No worries, my fiber crafting love has not jumped onto the Weaving or Spinning nature. Nope, today I'm talking about real dreams. No, no, not lofty goals and aspirations like having clean surface space or children that chew with their mouths closed. (Really people, we all can't be so ambitious)
Last night was like having an extra day of adventures. Last night was having a super consolidated day off/ vacation with my family. Last night was a confrontation of fears that I could wake from and not sweat. Last night reminded me that essentially I am a freak awake or asleep.
I dreamt that I was naked at Chuck E. Cheese and some stranger woman stole my tokens while I was SO obviously standing in front of the machine. She KNEW they belonged to me and didn't care.

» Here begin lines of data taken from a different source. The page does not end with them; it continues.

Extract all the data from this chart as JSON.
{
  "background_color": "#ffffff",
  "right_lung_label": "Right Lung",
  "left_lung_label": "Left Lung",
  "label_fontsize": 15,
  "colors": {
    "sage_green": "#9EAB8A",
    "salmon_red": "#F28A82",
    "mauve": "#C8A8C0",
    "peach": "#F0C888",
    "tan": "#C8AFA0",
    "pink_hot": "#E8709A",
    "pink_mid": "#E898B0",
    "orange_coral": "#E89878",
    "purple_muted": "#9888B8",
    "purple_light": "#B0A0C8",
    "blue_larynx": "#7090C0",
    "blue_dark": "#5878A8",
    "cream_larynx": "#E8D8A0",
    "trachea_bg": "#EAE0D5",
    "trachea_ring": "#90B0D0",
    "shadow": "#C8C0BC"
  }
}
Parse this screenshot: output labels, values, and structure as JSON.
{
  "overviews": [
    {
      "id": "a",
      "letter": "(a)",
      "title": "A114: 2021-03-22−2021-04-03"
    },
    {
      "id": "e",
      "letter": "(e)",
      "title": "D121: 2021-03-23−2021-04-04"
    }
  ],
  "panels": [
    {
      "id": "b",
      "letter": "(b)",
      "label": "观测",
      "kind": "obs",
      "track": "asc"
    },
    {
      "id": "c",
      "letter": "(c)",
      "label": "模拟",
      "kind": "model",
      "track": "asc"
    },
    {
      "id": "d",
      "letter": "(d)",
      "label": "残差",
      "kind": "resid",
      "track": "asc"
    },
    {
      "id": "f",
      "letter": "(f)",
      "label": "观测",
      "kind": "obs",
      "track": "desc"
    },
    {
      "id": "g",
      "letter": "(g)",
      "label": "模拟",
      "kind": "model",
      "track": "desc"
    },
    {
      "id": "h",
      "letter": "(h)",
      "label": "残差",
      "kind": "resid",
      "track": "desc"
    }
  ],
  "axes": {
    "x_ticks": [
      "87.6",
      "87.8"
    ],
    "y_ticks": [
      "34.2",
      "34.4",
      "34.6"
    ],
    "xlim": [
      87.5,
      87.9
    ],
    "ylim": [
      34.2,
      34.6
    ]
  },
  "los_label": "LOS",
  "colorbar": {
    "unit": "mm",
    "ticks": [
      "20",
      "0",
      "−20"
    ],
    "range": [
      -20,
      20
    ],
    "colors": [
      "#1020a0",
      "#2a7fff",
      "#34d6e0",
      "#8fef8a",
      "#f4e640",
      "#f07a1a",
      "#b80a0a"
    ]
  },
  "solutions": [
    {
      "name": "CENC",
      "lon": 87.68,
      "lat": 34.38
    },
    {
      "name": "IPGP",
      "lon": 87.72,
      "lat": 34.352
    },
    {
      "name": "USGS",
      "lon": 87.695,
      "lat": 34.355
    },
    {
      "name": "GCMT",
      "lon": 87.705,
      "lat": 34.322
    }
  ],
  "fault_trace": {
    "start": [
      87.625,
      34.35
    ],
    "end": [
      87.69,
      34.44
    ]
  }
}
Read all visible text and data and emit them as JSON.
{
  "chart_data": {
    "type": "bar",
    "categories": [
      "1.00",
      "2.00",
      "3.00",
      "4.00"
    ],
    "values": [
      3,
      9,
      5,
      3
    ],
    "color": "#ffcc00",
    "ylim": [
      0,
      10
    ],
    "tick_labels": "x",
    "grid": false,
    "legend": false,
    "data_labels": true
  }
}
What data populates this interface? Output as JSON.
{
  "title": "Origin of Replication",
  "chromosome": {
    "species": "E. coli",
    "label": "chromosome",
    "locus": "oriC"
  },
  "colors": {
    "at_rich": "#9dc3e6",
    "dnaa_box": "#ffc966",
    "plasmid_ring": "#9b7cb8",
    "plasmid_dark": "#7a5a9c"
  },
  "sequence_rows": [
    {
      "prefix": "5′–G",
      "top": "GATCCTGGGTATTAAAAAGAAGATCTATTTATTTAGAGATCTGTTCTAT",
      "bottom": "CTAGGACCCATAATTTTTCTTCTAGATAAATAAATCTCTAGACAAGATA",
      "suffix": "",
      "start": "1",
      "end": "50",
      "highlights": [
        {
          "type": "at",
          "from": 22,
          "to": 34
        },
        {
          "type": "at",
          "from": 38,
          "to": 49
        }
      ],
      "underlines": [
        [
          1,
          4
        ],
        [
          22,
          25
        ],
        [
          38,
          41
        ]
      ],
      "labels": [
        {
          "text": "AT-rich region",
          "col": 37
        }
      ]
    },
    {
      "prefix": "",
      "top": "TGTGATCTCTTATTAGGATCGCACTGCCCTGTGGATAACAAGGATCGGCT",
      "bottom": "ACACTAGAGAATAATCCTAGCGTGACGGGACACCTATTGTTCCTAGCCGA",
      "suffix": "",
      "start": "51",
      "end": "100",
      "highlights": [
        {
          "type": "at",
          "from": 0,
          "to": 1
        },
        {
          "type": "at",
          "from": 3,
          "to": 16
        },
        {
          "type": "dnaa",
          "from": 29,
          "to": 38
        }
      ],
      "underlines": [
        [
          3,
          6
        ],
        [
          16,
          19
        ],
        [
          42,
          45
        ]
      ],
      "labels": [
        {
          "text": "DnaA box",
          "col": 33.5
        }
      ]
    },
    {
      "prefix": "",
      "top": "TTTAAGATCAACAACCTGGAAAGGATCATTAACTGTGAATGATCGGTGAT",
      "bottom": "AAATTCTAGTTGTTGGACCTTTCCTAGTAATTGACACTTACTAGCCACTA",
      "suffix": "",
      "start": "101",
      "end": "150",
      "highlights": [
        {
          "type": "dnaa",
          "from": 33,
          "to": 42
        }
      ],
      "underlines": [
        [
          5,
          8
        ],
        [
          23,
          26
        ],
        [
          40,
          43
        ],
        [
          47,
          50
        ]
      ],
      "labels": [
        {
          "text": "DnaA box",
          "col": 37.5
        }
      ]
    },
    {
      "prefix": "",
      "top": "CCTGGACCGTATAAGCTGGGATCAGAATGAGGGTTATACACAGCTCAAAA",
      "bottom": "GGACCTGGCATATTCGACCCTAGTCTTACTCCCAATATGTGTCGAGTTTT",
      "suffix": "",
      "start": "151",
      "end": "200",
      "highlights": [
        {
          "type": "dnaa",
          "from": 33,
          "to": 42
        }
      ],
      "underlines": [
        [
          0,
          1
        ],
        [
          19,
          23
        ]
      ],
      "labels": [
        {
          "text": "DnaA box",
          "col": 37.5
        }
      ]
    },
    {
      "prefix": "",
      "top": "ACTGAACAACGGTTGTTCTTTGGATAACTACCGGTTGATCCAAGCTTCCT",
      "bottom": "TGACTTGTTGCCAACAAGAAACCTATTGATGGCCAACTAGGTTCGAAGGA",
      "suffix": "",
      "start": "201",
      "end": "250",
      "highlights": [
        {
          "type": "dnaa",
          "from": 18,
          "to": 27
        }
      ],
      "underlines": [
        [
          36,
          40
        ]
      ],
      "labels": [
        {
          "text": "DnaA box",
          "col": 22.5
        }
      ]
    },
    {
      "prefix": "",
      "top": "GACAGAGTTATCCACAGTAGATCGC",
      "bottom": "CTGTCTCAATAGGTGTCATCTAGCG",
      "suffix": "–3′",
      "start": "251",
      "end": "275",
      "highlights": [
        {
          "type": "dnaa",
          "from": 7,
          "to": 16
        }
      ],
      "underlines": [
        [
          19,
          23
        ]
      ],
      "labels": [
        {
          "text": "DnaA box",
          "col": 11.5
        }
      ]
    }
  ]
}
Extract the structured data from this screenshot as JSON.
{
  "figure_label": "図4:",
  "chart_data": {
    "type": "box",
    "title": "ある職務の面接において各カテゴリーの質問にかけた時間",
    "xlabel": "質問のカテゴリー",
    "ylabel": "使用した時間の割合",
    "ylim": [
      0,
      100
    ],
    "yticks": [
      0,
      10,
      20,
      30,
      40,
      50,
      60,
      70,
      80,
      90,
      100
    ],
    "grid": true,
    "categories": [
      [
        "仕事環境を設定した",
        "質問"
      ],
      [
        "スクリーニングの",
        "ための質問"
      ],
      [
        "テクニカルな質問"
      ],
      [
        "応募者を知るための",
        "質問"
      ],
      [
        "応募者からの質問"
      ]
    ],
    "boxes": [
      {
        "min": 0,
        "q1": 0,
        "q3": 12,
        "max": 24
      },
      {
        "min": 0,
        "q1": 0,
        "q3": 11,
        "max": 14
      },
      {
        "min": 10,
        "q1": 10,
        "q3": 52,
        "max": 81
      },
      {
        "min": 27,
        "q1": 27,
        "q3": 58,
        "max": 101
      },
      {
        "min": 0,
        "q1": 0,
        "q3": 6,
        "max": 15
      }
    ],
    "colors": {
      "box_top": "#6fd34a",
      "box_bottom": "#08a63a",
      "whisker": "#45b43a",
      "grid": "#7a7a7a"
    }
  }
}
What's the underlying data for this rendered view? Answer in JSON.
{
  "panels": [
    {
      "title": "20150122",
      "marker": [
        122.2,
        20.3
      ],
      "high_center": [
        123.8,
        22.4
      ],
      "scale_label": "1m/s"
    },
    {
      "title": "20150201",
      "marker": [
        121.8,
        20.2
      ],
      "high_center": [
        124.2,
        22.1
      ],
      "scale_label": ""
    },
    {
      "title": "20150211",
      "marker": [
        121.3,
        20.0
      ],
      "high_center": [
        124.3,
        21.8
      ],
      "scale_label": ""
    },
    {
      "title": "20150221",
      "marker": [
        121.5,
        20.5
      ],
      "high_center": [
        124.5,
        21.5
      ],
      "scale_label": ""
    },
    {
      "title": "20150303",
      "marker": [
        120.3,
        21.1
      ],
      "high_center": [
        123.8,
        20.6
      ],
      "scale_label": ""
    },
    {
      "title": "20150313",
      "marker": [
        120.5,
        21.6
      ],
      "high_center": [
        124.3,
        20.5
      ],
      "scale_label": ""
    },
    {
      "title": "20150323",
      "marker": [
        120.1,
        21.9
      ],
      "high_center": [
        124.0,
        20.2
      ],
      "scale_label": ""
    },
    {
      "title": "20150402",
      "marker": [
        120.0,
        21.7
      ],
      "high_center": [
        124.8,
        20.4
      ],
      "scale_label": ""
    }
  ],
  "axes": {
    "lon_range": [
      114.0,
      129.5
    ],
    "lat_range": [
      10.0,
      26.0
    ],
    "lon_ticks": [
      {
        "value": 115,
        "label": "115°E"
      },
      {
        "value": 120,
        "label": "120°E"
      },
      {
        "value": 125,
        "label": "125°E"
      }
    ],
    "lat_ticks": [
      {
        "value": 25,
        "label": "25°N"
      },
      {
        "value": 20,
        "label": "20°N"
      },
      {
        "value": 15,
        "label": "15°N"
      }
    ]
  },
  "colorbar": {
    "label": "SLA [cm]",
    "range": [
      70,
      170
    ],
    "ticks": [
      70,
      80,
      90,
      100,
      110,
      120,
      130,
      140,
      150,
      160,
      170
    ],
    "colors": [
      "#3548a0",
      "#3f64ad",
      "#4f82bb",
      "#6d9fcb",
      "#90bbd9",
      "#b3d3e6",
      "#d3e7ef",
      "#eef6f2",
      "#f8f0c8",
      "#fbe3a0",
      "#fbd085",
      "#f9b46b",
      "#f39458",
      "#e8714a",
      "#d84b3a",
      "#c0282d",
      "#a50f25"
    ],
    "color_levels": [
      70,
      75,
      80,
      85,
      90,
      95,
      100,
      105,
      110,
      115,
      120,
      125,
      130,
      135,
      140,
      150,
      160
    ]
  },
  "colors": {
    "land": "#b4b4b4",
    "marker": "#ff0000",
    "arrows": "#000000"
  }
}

I didn't beat her up. I admit I am slightly disappointed in my dreamself for not throwing down for my tokens. I did give her a firm "Hey!!" or something like that and shook my fist like a righteous pedestrian with an inconsiderate driver. Oh well, I had other issues like making sure my bathrobe hid my nakedness. There was a part of my dream that I was running around Chuck E. Cheese frantically looking for my bathrobe. I didn't know where The Kid was, but hey I needed my bathrobe. And how brilliant am I that after I find my bathrobe I still wanted to play skee-ball. WTF. Well hey, at least dream Chuck E. Cheese pizza doesn't smell as bad as real life.
I also dreamt about some other really cool adventurey stuff with my roommies, but I can't remember them very well, though I was sure to prattle on about it at 5:30 am to Man Friend. I do remember The man friend being worried about me being pregnant away from home and I remember telling him to shut up. WTF? Maybe there is a reason I now only remember the one about being stolen from while in a bathrobe in Chuck E. Cheese.
Naked in Chuck E. Cheese, I think I just found the title of my next novel.
My coworker's first job was at a Chuck E. Cheese's. He wore the Chuck E. Cheese suit and greeted/scared the kids. He would purposely trip/whack the punk-ass 10 year olds with his giant tail. But only the kids who would punch him first.